I am not like her, a smartly done up urban woman walking briskly down the street, a swirling array of long scarves bunched fashionably around my neck, coffee-to-go in hand, a bold red wall branded with black graffitti as my backdrop. This woman, in this particular environment of gritty red and black, could be a glossy magazine advertisement for . . . something I am not.
No, I am not like her, but I like her -- this smart, brisk urban woman. She has stamped herself onto the world, she is confident and sure-footed.
Having lived in San Francisco for the last thirty-two years, you would think I might have acquired a more prominent urban style, myself. And I have, but it's more inner than outer. I have learned, for example, to assimilate sounds in a different way. I am more accepting of cacophony, more appreciative. I can embrace the co-existence of jack hammer with the whisper of a breeze through stalwart urban trees.
The silence of a small town at night amazes me now. The last time I visited friends in Sonoma, I walked down the sidewalk past dark-windowed houses, and the quiet felt as vast as the wide, filled-only-with-stars-and-moon-sky. Oh, and there was also the blackness. Total, immense blackness, or so it seemed to me from my urbananite's point of view.

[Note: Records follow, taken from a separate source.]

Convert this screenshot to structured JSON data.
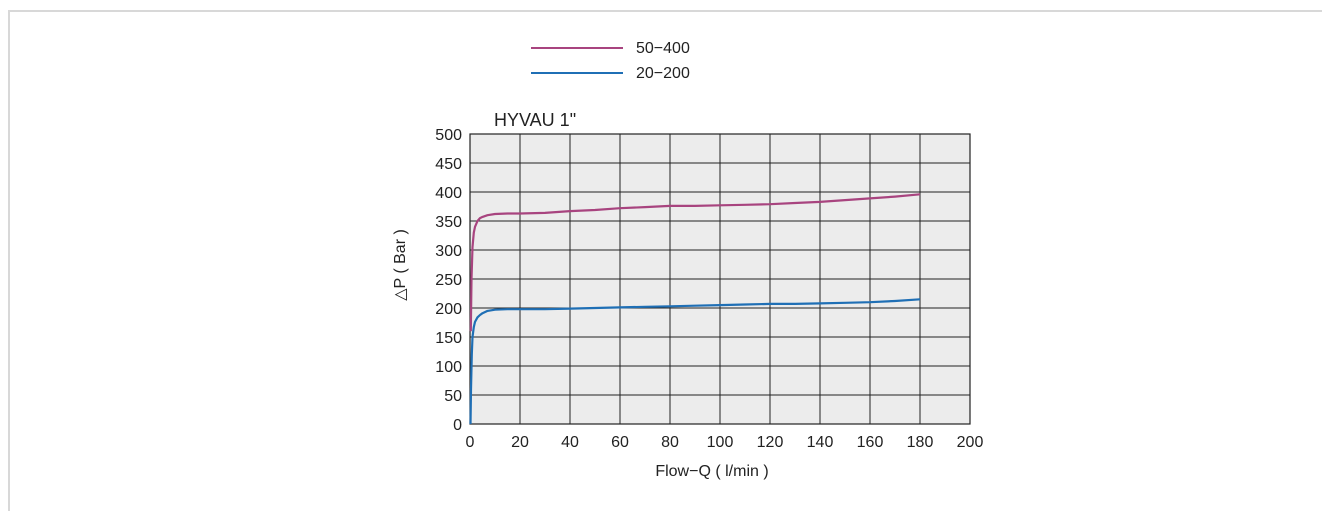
{
  "chart_data": {
    "type": "line",
    "title": "HYVAU 1\"",
    "xlabel": "Flow−Q ( l/min )",
    "ylabel": "△P ( Bar )",
    "xlim": [
      0,
      200
    ],
    "ylim": [
      0,
      500
    ],
    "x_ticks": [
      "0",
      "20",
      "40",
      "60",
      "80",
      "100",
      "120",
      "140",
      "160",
      "180",
      "200"
    ],
    "y_ticks": [
      "0",
      "50",
      "100",
      "150",
      "200",
      "250",
      "300",
      "350",
      "400",
      "450",
      "500"
    ],
    "grid": true,
    "legend_position": "top-center",
    "plot_background": "#ececec",
    "series": [
      {
        "name": "50−400",
        "color": "#a8447f",
        "x": [
          0.3,
          0.6,
          1,
          1.5,
          2,
          3,
          4,
          5,
          7,
          10,
          15,
          20,
          30,
          40,
          50,
          60,
          70,
          80,
          90,
          100,
          110,
          120,
          130,
          140,
          150,
          160,
          170,
          180
        ],
        "y": [
          160,
          250,
          305,
          330,
          340,
          350,
          355,
          357,
          360,
          362,
          363,
          363,
          364,
          367,
          369,
          372,
          374,
          376,
          376,
          377,
          378,
          379,
          381,
          383,
          386,
          389,
          392,
          396
        ]
      },
      {
        "name": "20−200",
        "color": "#1f6fb5",
        "x": [
          0.2,
          0.4,
          0.7,
          1,
          1.5,
          2,
          3,
          4,
          5,
          7,
          10,
          15,
          20,
          30,
          40,
          50,
          60,
          70,
          80,
          90,
          100,
          110,
          120,
          130,
          140,
          150,
          160,
          170,
          180
        ],
        "y": [
          0,
          60,
          120,
          150,
          167,
          176,
          184,
          188,
          191,
          195,
          197,
          198,
          198,
          198,
          199,
          200,
          201,
          202,
          203,
          204,
          205,
          206,
          207,
          207,
          208,
          209,
          210,
          212,
          215
        ]
      }
    ]
  }
}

As far as people and social activities go, I have remained mostly a loner, often a hermit. I have a handful of dear friends, many of whom scamper from restaurants to theaters to museums to literary readings as I sit alone on my comfie couch, feeling fulfilled and relieved by the fact that I know so few of my neighbors' names. But at the same time, there is a melting pot of people/cultures/ethnicities and differences that lives inside me now, and it is always simmering, and I am always stirring it -- with fascination and gratitude.
My bold urban style does not manifest in the realm of fashion or social whirlwinds, but I have changed in other ways. For instance, I now know how to hear and love my cat's tiny whistling snore, even when beset by the roar of traffic at dawn.